Mais une autre résistance des rimbaldiens à ma lecture de la prose liminaire vient de l'interprétation de la "beauté". Certains rimbaldiens, et notamment Mario Richter depuis les années 1980, ont considéré que le titre Une saison en enfer ressemble assez à celui des Fleurs du Mal et que, partant de là, la "beauté" au début du livre Une saison en enfer n'est autre que l'allégorie de poèmes en vers du modèle baudelairien dont Rimbaud va partager dans son livre en prose le questionnement métaphysique sur le Bien et le Mal.
Je lis actuellement le livre de Yann Frémy issu de sa thèse "Te voilà, c'est la force", essai sur Une saison en enfer de Rimbaud.
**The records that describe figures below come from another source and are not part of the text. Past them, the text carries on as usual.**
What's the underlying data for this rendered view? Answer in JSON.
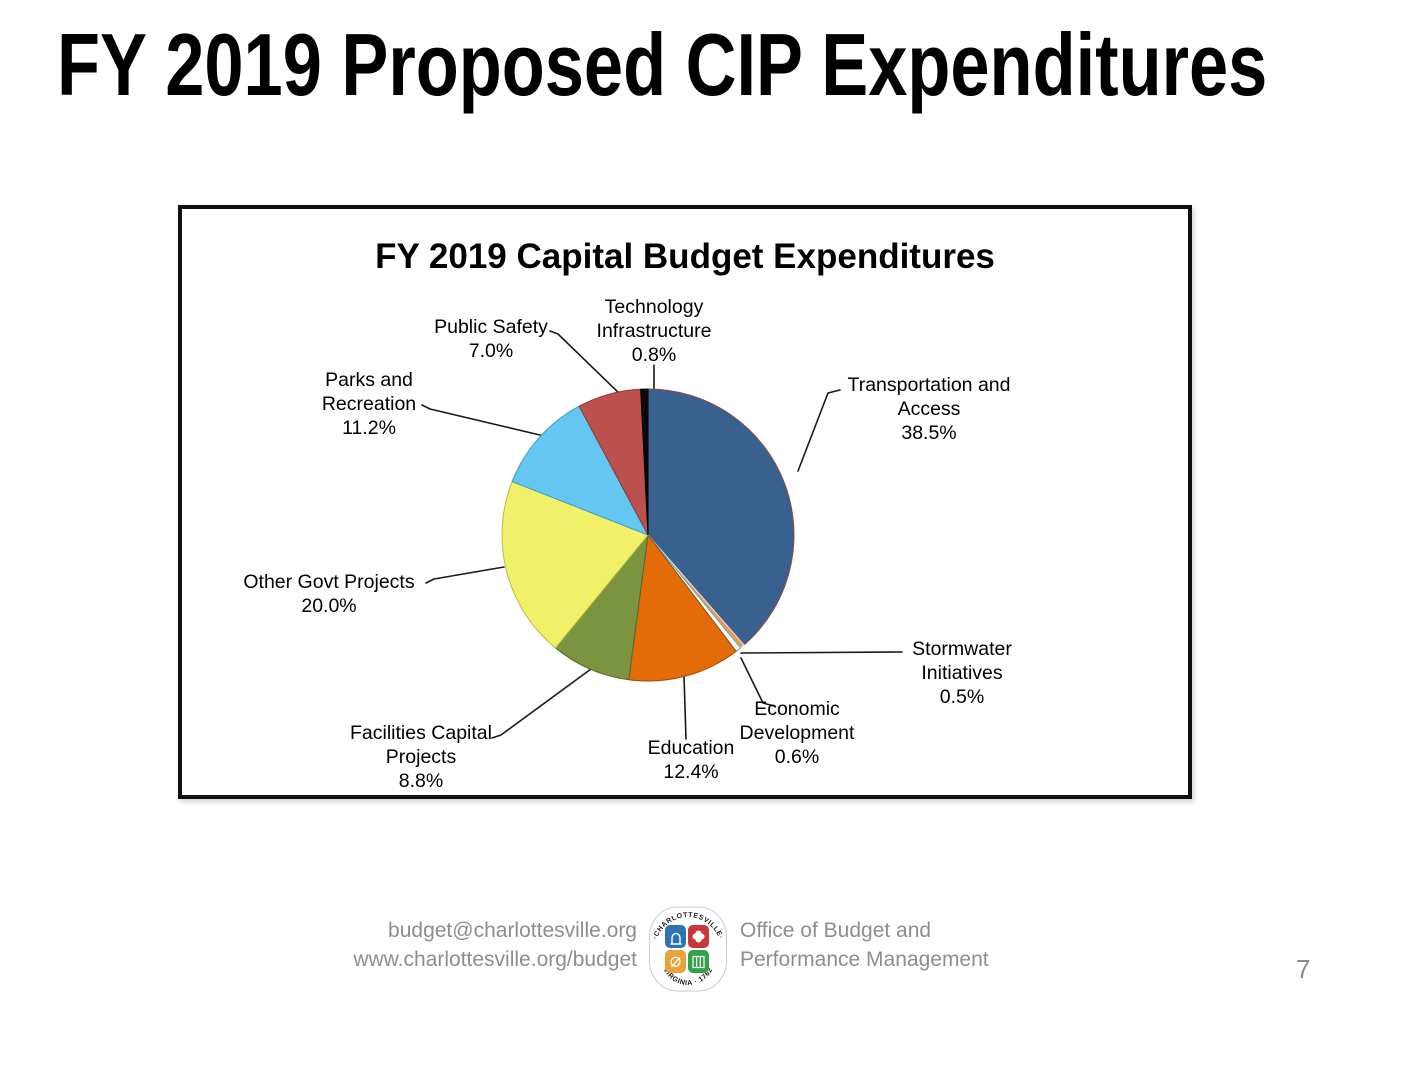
{
  "slide": {
    "title": "FY 2019 Proposed CIP Expenditures",
    "page_number": "7"
  },
  "chart_data": {
    "type": "pie",
    "title": "FY 2019 Capital Budget Expenditures",
    "direction": "clockwise",
    "start_angle_deg": 0,
    "legend_position": "none",
    "labels_layout": "outside-with-leader-lines",
    "slices": [
      {
        "id": "transportation-and-access",
        "label": "Transportation and Access",
        "label_lines": [
          "Transportation and",
          "Access"
        ],
        "pct": 38.5,
        "pct_label": "38.5%",
        "color": "#38618F",
        "stroke": "#8d4a44"
      },
      {
        "id": "stormwater-initiatives",
        "label": "Stormwater Initiatives",
        "label_lines": [
          "Stormwater",
          "Initiatives"
        ],
        "pct": 0.5,
        "pct_label": "0.5%",
        "color": "#F79646",
        "stroke": "#e3e3e3"
      },
      {
        "id": "economic-development",
        "label": "Economic Development",
        "label_lines": [
          "Economic",
          "Development"
        ],
        "pct": 0.6,
        "pct_label": "0.6%",
        "color": "#FFFFFF",
        "stroke": "#4BACC6"
      },
      {
        "id": "education",
        "label": "Education",
        "label_lines": [
          "Education"
        ],
        "pct": 12.4,
        "pct_label": "12.4%",
        "color": "#E36C09",
        "stroke": "#9c4a06"
      },
      {
        "id": "facilities-capital-projects",
        "label": "Facilities Capital Projects",
        "label_lines": [
          "Facilities Capital",
          "Projects"
        ],
        "pct": 8.8,
        "pct_label": "8.8%",
        "color": "#7A9440",
        "stroke": "#55682c"
      },
      {
        "id": "other-govt-projects",
        "label": "Other Govt Projects",
        "label_lines": [
          "Other Govt Projects"
        ],
        "pct": 20.0,
        "pct_label": "20.0%",
        "color": "#F0F169",
        "stroke": "#b9ba47"
      },
      {
        "id": "parks-and-recreation",
        "label": "Parks and Recreation",
        "label_lines": [
          "Parks and",
          "Recreation"
        ],
        "pct": 11.2,
        "pct_label": "11.2%",
        "color": "#63C7F2",
        "stroke": "#3e9ec7"
      },
      {
        "id": "public-safety",
        "label": "Public Safety",
        "label_lines": [
          "Public Safety"
        ],
        "pct": 7.0,
        "pct_label": "7.0%",
        "color": "#BC504D",
        "stroke": "#8b3a38"
      },
      {
        "id": "technology-infrastructure",
        "label": "Technology Infrastructure",
        "label_lines": [
          "Technology",
          "Infrastructure"
        ],
        "pct": 0.8,
        "pct_label": "0.8%",
        "color": "#0A0A0A",
        "stroke": "#000000"
      }
    ]
  },
  "footer": {
    "email": "budget@charlottesville.org",
    "website": "www.charlottesville.org/budget",
    "office_line1": "Office of Budget and",
    "office_line2": "Performance Management",
    "logo": {
      "arc_top": "·CHARLOTTESVILLE·",
      "arc_bottom": "VIRGINIA · 1762"
    }
  }
}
Après une première partie sur les "avant-textes d'Une saison en enfer (lettre à Delahaye de mai 1873, brouillons conservés, et à mes yeux rattachement plus contestable des "proses dites 'évangéliques'"), nous avons une deuxième partie "Analyse d'Une saison en enfer", pas tout à fait linéaire, mais section par section. Treize pages portent sur la prose liminaire (pages 153-165). D'ailleurs, c'est à Yann Frémy que j'ai repris la mention "prose liminaire" pour parler du texte d'ouverture du livre Une saison en enfer, plutôt qu'une quelconque autre formule "texte liminaire, avant-propos, prologue, préambule, etc." Or, au bas de la page 153, la première note est un renvoi à un article de Mario Richter intitulé "La Beauté, clef de lecture d'Une saison en enfer", article que je ne pense pas avoir lu par le passé, vu qu'il est dans un volume collectif qui ne m'est pas directement accessible : Malédiction ou révolution poétique : Lautréamont / Rimbaud, colloque de Cerisy-la-Salle de 1989 publié en 1990. J'ai en revanche lu d'autres articles de Richter qui soutenait la même idée avec en prime la lubie d'un Rimbaud qui combattrait le dualisme. Il nous manque juste une déclaration de Rimbaud à ce sujet. Dans son livre, Yann Frémy parle d'ailleurs de monade, ce qui suggère le monisme, sauf que Frémy plaide pour un Rimbaud matérialiste, alors que la Monadologie de Leibniz est une heuristique spiritualiste opposée au matérialisme à ce que j'ai cru en comprendre, la lecture de Leibniz n'étant pas des plus évidentes.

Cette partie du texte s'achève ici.